Problem
- Difficulty level : Hard (다른 Hard level대비 아주 간단한 문제)
To identify the top 5 percentile of claims from each state.Your output should be policy number, state, claim cost, and fraud score.
Table : fraud_score
policy_num | varchar |
---|---|
state | varchar |
claim_cost | int |
fraud_score | int |
My Solution
WITH CTE AS (
SELECT
*,
-- PERCENTILE of FRAUDULENT claims from each STATE
NTILE(100) OVER (PARTITION BY state ORDER BY fraud_score DESC) AS pct
FROM fraud_score
)
-- output : policy number, state, claim cost, fraud score.
SELECT
policy_num,
state,
claim_cost,
fraud_score
FROM CTE
-- top 5 pct
WHERE pct >= 5
Lessons learned
고정된 수의 버킷으로 나누고, 정렬할 때 사용하는 윈도우 함수 NTILE() OVER()

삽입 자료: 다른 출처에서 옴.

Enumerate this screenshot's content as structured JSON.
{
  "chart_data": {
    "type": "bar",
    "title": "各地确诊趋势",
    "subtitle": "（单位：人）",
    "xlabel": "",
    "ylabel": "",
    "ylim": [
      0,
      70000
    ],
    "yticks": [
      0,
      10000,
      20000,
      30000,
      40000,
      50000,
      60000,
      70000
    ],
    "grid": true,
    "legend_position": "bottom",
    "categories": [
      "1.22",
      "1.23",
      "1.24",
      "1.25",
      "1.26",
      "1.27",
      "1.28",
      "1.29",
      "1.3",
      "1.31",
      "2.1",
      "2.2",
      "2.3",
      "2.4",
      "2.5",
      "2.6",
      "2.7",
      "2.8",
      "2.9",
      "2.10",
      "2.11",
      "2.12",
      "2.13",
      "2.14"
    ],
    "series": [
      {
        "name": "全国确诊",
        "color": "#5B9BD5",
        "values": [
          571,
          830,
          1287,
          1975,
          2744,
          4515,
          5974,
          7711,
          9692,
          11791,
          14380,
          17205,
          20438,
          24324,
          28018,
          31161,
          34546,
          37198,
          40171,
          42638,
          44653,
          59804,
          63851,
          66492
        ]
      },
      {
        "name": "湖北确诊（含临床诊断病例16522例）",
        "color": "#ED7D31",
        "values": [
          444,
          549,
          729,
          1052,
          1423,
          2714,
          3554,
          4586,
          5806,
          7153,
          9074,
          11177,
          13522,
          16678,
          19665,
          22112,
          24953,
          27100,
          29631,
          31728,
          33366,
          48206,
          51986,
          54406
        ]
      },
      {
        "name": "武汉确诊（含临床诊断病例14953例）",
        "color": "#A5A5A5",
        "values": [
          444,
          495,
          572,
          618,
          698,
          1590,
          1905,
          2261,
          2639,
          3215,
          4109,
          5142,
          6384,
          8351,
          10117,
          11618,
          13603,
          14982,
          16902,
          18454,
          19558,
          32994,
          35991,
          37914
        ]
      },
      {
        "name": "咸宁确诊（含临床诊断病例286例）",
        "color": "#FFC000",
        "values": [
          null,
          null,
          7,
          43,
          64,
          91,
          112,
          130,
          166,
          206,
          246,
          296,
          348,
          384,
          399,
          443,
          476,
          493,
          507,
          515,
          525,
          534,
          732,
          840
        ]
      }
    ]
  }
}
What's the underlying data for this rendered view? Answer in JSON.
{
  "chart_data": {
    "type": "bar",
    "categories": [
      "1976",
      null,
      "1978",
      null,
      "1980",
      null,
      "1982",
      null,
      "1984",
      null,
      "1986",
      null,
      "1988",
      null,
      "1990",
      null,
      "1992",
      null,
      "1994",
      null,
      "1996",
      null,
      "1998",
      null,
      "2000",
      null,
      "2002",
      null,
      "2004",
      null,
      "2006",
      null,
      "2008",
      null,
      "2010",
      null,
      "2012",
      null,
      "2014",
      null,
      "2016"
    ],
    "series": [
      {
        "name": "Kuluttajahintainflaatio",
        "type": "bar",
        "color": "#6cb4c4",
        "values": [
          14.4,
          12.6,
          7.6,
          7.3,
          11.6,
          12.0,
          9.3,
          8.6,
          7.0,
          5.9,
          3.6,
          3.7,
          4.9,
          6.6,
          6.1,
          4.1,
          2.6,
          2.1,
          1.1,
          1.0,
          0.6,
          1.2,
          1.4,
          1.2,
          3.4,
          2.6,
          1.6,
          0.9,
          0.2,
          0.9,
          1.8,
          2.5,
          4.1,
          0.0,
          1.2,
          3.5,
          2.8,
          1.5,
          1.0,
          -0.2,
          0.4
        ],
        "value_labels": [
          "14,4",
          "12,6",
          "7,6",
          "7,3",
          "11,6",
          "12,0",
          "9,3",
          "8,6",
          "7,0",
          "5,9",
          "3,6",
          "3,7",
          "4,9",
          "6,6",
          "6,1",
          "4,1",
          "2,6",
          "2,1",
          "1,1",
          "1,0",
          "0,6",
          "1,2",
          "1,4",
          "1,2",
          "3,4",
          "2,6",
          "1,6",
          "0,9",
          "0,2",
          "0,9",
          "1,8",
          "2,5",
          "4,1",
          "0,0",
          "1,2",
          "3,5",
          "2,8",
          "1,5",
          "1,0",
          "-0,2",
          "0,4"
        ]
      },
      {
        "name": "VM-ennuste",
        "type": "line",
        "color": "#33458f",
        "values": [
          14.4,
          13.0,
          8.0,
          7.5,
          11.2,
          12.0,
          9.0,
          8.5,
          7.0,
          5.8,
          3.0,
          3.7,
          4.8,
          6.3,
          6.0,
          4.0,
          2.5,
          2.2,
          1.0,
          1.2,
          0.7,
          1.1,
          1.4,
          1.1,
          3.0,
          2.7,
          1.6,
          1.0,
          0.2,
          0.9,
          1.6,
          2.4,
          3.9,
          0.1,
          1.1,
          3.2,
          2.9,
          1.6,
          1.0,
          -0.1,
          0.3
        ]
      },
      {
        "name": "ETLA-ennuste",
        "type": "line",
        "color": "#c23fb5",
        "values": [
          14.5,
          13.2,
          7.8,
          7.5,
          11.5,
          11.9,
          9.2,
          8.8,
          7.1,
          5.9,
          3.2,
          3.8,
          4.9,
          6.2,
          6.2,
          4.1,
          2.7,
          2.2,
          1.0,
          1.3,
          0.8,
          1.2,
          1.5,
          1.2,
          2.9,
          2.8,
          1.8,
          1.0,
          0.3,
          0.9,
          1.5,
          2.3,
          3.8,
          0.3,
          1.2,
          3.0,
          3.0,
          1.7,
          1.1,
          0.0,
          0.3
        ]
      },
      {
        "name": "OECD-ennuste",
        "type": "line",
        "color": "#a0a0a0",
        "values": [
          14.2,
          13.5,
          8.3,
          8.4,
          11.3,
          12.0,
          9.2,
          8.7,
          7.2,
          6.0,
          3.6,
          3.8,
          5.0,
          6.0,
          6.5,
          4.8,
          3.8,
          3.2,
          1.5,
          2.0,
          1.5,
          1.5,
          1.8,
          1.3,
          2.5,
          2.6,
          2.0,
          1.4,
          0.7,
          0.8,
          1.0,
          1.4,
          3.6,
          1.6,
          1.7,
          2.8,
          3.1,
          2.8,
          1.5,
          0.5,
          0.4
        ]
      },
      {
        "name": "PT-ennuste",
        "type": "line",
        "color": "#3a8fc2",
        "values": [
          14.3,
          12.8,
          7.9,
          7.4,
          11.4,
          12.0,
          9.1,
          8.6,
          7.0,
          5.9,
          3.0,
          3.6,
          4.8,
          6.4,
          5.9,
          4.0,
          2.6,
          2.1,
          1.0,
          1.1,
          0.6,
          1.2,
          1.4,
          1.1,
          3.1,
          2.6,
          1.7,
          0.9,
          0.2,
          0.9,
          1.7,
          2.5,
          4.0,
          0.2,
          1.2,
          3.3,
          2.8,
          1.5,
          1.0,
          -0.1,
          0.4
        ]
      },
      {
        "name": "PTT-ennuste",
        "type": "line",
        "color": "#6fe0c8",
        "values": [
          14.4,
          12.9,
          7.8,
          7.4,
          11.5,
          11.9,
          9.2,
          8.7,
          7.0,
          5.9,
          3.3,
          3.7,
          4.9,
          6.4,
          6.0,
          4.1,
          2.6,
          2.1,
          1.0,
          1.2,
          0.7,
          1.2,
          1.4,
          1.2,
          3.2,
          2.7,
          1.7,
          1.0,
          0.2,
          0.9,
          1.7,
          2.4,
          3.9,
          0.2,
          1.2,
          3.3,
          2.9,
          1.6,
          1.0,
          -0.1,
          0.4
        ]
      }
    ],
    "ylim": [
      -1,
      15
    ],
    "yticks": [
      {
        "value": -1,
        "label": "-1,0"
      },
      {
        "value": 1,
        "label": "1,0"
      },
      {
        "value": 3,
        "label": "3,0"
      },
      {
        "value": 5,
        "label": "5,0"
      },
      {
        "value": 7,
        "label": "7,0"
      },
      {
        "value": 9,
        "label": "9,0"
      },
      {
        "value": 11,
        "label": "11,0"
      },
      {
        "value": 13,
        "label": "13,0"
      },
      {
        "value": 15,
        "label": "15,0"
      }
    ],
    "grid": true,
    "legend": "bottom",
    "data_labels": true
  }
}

NTILE(number_expression) OVER(PARTITION BY .. ORDER BY ..)
number_expression
만큼 등분하여 출력하는 함수- assigns a number_expression for every row in a group, to which the row belongs.
NTILE(number_expression) OVER (
[PARTITION BY partition_expression ]
ORDER BY sort_expression [ASC | DESC]
)